Notes relating to monitoring the Spring 2012 Full Pass7 Fermi Reprocessing project.
- CPU-intensive ROOT generation (full reconstruction) task
- Task control
- trickleStream.py - long-running script to monitor current batch usage, and submit new top-level streams. Run only one instance of this script! I run it on my desktop machine, comet.slac.stanford.edu (RHEL6-64 machine), piping the output into a log file,
- Starting trickleStream
$ cd /nfs/farm/g/glast/u38/Reprocess-tasks/P202-ROOT/config
$ ./trickleStream.py > tslogNN.txt &
(Select "NN" to be next number in sequence.)
- Stopping trickleStream - this can, of course, be done by killing the process explicitly. Or, one can halt gracefully by creating a file called 'stop' in the config directory, e.g.,
- Monitoring trickleStream - watch the log file, e.g.,
- Job Step Failures
- Monitor failures from the main pipeline page for this task
- Typically there have been ~10-30 failures per day, mostly transient disk-access problems (NFS, xroot) solved by a single rollback.

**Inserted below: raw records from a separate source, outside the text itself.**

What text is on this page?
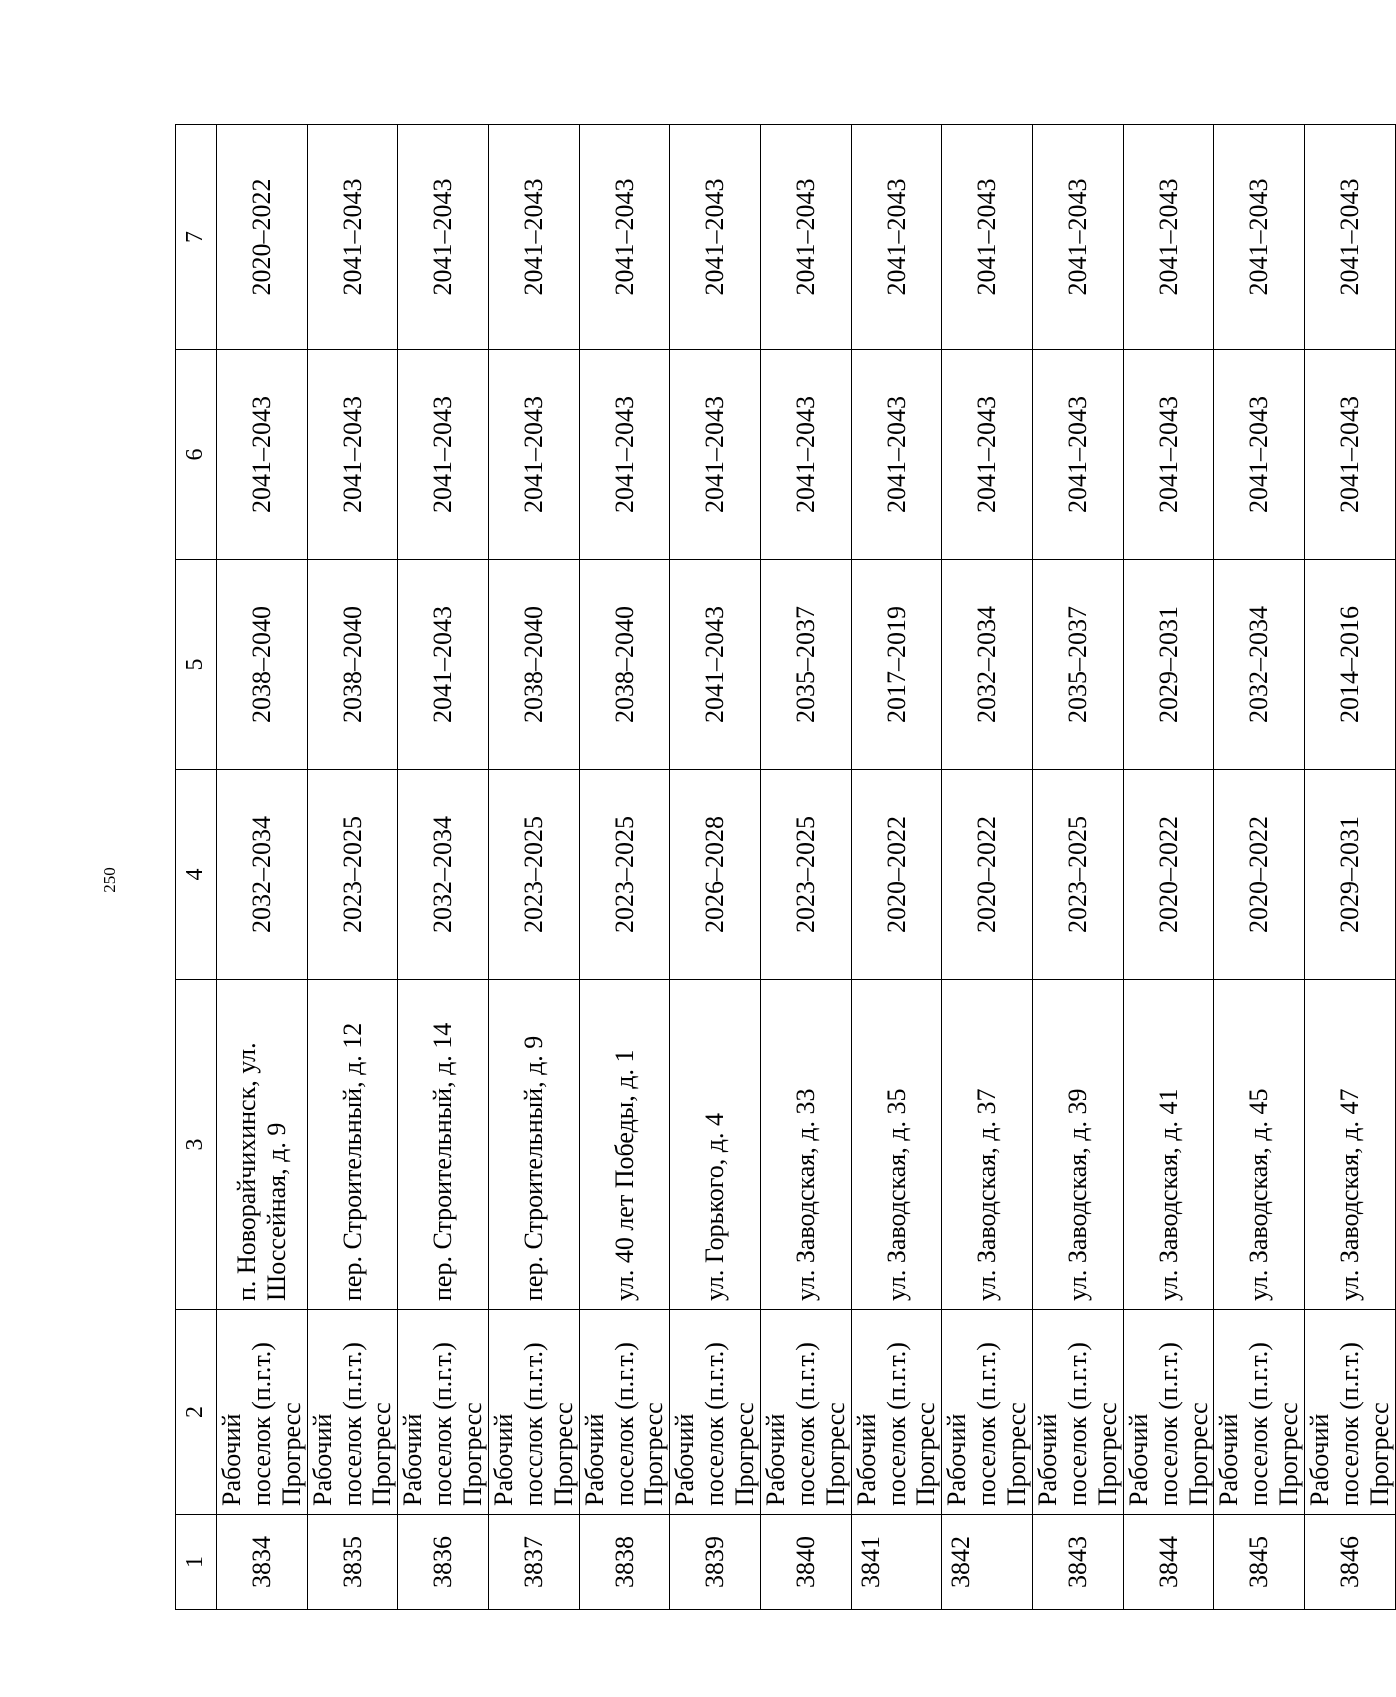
250
1	2	3	4	5	6	7
3834	Рабочий поселок (п.г.т.) Прогресс	п. Новорайчихинск, ул. Шоссейная, д. 9	2032–2034	2038–2040	2041–2043	2020–2022
3835	Рабочий поселок (п.г.т.) Прогресс	пер. Строительный, д. 12	2023–2025	2038–2040	2041–2043	2041–2043
3836	Рабочий поселок (п.г.т.) Прогресс	пер. Строительный, д. 14	2032–2034	2041–2043	2041–2043	2041–2043
3837	Рабочий посслок (п.г.т.) Прогресс	пер. Строительный, д. 9	2023–2025	2038–2040	2041–2043	2041–2043
3838	Рабочий поселок (п.г.т.) Прогресс	ул. 40 лет Победы, д. 1	2023–2025	2038–2040	2041–2043	2041–2043
3839	Рабочий поселок (п.г.т.) Прогресс	ул. Горького, д. 4	2026–2028	2041–2043	2041–2043	2041–2043
3840	Рабочий поселок (п.г.т.) Прогресс	ул. Заводская, д. 33	2023–2025	2035–2037	2041–2043	2041–2043
3841	Рабочий поселок (п.г.т.) Прогресс	ул. Заводская, д. 35	2020–2022	2017–2019	2041–2043	2041–2043
3842	Рабочий поселок (п.г.т.) Прогресс	ул. Заводская, д. 37	2020–2022	2032–2034	2041–2043	2041–2043
3843	Рабочий поселок (п.г.т.) Прогресс	ул. Заводская, д. 39	2023–2025	2035–2037	2041–2043	2041–2043
3844	Рабочий поселок (п.г.т.) Прогресс	ул. Заводская, д. 41	2020–2022	2029–2031	2041–2043	2041–2043
3845	Рабочий поселок (п.г.т.) Прогресс	ул. Заводская, д. 45	2020–2022	2032–2034	2041–2043	2041–2043
3846	Рабочий поселок (п.г.т.) Прогресс	ул. Заводская, д. 47	2029–2031	2014–2016	2041–2043	2041–2043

- All rollbacks are manual (no automatic retries internal to task) – to prevent serious problems from creating run-away rollbacks.
- Cleaning up xroot scratch space.
- Script run manually every day or so. This typically liberates about 300+ scratch directories (one scratch directory per Fermi run/top-level stream), or about 10 TB of disk space.
- Script lives in /nfs/farm/g/glast/u38/Reprocess-tasks/P202-ROOT/cleanup
./runCleanup.sh | tee xlogNN.txt
where "NN" is the next number in sequence.
- Note that this script utilizes 'xrd.pl rmtree' which is a non-synchronous command and can take upwards of 5 minutes to complete.